In contemporary capitalism, as Chomsky has pointed out, the ideal is that each person should be alone in front of a screen, subject to what they see and hear, deprived of opportunities to discover what they really think through communication and interaction with others. This is very much part of the alienation process in what Noam Chomsky refers to as "a reflection of depoliticisation". He argues that faced with "… an inability to participate in a meaningful fashion in the political arena… people will find some way of identifying themselves with others, taking part in something. If they don't have the option of participation in labour unions, political organisations that actually function, they'll find other ways. Religious fundamentalism is a class example". Also to his credit Chomsky advocates free speech for fascists, his position being much the same on this issue as ours. And again he can be praised for recognising that “It’s a truism, but one that needs to be constantly stressed, that capitalism and democracy are ultimately quite incompatible.” Noam Chomsky execrates the unaccountable and deadly rule of corporations with powerful well-practised and passionate arguments.
While Chomsky blames capitalism for poverty, human rights abuse, limited democracy and so on, many in his ranks of supporters engage in fruitless reformist campaigns banging the capitalist table with a begging bowl, waiting for some new "right" like a dog barking for a crumb from his master's plate. Granted, many who read or hear Chomsky will arrive at something close to anti-capitalist conclusions but without the aim of abolishing capitalism itself this means relatively little. To blame Chomsky for his supporters may seem a touch harsh, especially as he has consistently spoken out against the following of leaders but Chomsky fails to come to the conclusion that his analysis deserves. While Chomsky's anti-leadership, anti-capitalism stance is sincere it runs counter to the adoring hoards of trendy leftists who persist in quoting his analysis while campaigning for minimal gains and not for the abolition of the system which creates the need for such demands that seek to address problems which capitalism inevitably cannot solve. Although Chomsky consistently states the limitations of legal and other changes to capitalism, he does not oppose reformism as such and so unfortunately his analysis serves to assist this futile reformism. Although he puts poverty, hunger, human "rights" abuses and the rest down to capitalism and its organisation, he does not see reformism and moralistic campaigns as a damaging side-track to the conclusion that capitalism itself is the problem and as such attracts the adulation of single-issue reformists. Chomsky's support for allegedly-progressive reforms, in fact, do not challenge the power of the capitalist class or modify the subordinate status of workers. Chomsky warmly supports Cuba's defiance of the US, but can be criticised for staying stoically silent on Cuba's internal regime, save that it is a matter for Cubans themselves. Like Chomsky, many take an anti-American reflex and root for the underdog versus the hyperpower: excusing the repressive parts of Castro's regime as mistakes, or excesses of siege warfare.

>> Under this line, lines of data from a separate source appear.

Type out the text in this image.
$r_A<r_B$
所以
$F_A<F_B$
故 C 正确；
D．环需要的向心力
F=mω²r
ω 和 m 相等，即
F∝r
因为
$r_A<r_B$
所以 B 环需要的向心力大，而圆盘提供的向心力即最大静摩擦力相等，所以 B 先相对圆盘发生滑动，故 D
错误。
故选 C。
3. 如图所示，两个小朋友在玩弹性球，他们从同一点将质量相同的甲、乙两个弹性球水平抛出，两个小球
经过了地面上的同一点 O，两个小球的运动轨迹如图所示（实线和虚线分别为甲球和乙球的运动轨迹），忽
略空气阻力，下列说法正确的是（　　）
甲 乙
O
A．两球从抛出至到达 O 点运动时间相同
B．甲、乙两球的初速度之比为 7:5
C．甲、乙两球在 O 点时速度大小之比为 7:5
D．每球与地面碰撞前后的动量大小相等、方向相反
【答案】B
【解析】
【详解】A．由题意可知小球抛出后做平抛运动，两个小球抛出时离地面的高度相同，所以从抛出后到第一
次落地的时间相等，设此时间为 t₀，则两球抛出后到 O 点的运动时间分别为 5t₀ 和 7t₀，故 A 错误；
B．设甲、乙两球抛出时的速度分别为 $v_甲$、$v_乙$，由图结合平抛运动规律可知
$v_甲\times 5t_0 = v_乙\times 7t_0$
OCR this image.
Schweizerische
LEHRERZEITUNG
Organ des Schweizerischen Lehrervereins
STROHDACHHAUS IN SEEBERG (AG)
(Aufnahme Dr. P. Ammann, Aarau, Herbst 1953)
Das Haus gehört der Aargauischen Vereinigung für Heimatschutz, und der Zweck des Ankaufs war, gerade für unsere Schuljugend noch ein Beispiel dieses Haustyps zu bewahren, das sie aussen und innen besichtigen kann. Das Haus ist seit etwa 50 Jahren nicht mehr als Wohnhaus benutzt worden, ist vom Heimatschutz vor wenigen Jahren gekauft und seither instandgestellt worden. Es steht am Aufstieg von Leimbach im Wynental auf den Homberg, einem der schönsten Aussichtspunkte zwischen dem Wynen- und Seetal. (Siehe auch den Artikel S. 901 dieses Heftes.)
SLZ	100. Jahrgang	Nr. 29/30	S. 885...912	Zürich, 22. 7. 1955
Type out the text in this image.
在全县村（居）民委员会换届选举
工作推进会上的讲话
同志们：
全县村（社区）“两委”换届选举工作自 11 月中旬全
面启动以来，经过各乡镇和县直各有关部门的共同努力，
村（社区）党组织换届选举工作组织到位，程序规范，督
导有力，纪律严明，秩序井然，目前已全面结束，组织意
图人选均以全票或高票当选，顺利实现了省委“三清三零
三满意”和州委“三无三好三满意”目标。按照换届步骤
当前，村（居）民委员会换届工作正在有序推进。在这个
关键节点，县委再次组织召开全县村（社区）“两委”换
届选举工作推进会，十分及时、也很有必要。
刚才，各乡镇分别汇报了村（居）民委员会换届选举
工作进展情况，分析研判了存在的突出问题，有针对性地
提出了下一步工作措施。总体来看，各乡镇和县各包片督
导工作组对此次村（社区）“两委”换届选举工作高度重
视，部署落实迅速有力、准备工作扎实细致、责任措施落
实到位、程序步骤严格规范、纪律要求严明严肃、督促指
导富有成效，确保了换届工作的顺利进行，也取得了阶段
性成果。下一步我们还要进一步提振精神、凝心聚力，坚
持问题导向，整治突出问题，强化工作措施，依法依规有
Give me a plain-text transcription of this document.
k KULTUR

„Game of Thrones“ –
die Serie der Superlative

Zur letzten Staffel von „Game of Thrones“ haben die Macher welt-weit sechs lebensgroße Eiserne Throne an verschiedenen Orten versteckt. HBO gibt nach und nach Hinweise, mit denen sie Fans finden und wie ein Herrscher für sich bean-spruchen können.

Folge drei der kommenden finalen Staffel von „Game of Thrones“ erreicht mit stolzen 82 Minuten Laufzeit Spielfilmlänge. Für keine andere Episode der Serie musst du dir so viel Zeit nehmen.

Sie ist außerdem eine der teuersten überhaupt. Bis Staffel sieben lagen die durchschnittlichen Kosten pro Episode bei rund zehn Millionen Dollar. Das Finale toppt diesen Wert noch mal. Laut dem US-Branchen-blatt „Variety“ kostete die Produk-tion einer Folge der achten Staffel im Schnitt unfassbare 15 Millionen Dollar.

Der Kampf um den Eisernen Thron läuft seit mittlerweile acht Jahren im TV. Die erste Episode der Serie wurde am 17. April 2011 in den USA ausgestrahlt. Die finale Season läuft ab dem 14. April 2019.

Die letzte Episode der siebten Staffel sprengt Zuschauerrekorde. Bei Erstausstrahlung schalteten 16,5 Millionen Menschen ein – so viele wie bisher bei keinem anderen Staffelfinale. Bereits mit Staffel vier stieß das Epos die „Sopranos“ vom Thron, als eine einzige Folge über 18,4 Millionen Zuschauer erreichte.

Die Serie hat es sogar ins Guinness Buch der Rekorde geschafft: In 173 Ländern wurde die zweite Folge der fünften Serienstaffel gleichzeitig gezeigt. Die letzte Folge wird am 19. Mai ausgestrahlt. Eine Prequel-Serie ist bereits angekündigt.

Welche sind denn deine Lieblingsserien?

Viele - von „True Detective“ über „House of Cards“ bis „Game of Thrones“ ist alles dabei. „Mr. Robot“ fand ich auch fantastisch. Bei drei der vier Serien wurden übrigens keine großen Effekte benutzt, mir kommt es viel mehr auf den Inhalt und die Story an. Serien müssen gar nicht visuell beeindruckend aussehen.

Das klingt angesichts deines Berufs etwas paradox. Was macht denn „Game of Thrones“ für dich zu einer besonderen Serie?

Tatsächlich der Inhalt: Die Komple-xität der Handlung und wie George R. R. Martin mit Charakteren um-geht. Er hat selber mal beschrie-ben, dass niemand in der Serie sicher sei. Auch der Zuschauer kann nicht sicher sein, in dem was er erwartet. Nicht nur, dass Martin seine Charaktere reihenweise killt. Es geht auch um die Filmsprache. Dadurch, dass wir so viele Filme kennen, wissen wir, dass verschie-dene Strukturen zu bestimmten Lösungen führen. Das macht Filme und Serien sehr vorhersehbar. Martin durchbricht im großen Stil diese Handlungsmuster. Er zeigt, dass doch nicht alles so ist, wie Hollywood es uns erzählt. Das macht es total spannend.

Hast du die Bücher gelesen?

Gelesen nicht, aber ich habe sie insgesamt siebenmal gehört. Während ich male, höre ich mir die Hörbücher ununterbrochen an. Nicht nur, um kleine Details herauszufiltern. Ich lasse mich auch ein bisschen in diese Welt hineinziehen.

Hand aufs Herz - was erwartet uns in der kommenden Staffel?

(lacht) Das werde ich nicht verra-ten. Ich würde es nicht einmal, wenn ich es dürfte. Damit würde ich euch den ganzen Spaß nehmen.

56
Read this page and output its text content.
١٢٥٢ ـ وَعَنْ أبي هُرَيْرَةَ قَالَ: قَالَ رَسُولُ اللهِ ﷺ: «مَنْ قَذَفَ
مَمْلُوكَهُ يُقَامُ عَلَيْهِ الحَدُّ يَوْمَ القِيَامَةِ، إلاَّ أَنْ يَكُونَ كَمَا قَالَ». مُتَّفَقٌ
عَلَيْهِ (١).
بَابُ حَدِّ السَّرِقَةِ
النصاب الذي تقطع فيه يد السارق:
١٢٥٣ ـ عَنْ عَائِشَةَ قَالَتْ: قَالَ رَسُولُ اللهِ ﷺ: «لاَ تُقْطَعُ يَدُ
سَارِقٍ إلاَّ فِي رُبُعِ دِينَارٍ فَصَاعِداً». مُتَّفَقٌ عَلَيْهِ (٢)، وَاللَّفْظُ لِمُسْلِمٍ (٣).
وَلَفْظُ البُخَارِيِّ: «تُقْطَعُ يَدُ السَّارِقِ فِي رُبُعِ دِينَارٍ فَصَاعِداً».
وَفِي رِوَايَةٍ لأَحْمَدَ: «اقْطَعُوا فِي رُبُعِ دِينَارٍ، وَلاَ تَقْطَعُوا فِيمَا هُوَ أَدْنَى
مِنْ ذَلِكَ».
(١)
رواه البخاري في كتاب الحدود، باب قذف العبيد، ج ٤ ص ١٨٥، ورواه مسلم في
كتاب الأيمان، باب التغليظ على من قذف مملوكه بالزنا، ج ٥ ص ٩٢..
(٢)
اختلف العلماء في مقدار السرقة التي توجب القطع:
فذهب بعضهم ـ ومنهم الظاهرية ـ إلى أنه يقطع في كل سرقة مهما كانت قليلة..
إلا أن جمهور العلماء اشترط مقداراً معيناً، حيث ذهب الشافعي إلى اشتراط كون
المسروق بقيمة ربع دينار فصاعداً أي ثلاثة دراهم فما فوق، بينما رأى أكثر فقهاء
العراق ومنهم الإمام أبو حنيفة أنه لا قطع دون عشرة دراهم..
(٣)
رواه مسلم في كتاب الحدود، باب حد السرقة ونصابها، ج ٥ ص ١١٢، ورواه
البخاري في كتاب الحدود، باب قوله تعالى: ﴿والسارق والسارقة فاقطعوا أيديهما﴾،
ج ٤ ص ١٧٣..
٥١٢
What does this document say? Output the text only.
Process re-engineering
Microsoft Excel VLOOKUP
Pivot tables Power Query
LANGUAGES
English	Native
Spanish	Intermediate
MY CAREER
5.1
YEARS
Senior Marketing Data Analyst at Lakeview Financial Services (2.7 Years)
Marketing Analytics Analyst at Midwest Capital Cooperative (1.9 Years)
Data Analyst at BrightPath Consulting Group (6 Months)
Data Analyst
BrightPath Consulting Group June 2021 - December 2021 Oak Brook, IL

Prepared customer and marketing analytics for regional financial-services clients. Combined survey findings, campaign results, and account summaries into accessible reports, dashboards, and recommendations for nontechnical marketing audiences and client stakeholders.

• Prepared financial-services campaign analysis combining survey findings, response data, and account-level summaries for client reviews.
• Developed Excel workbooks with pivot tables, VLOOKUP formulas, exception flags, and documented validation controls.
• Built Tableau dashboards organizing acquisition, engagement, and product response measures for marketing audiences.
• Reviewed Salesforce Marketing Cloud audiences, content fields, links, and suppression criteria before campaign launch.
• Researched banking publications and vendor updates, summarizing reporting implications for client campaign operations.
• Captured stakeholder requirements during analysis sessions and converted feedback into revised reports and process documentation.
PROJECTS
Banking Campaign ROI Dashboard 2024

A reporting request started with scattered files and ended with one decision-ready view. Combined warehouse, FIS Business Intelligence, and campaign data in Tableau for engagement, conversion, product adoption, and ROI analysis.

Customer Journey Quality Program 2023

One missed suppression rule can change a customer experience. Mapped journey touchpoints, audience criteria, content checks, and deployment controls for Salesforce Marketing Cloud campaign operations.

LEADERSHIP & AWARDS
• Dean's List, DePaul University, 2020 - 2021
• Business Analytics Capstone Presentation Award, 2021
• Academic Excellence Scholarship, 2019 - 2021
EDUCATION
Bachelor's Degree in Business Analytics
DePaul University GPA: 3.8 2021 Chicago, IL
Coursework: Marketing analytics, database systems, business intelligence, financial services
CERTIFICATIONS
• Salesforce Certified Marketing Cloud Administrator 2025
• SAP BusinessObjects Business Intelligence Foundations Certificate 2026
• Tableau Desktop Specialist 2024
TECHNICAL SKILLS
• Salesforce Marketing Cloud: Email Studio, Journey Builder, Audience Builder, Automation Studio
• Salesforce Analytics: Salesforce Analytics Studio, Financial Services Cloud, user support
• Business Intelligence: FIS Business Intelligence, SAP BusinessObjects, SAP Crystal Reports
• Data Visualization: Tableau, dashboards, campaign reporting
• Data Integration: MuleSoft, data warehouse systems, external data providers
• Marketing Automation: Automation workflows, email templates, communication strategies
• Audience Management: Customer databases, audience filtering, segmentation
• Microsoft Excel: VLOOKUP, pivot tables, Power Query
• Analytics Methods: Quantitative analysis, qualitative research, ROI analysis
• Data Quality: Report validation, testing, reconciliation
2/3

The main criticism to level at Chomsky, although he would not see it as a criticism at all, is that he is insufficiently Marxian. He understands that many of the crimes he documents are “rooted in deeper features of prevailing socioeconomic and political systems”. But he is unconvinced of the power of Marxist theory. Elsewhere, he questions whether it even is a theory (he means he is doubtful that it can serve anything like the same role as theory in the natural sciences). This means that Chomsky is able to applaud efforts to democratise capitalist commodity production, without having anything much to say about whether it might be necessary to go beyond this if humanity is ever to achieve a truly free society.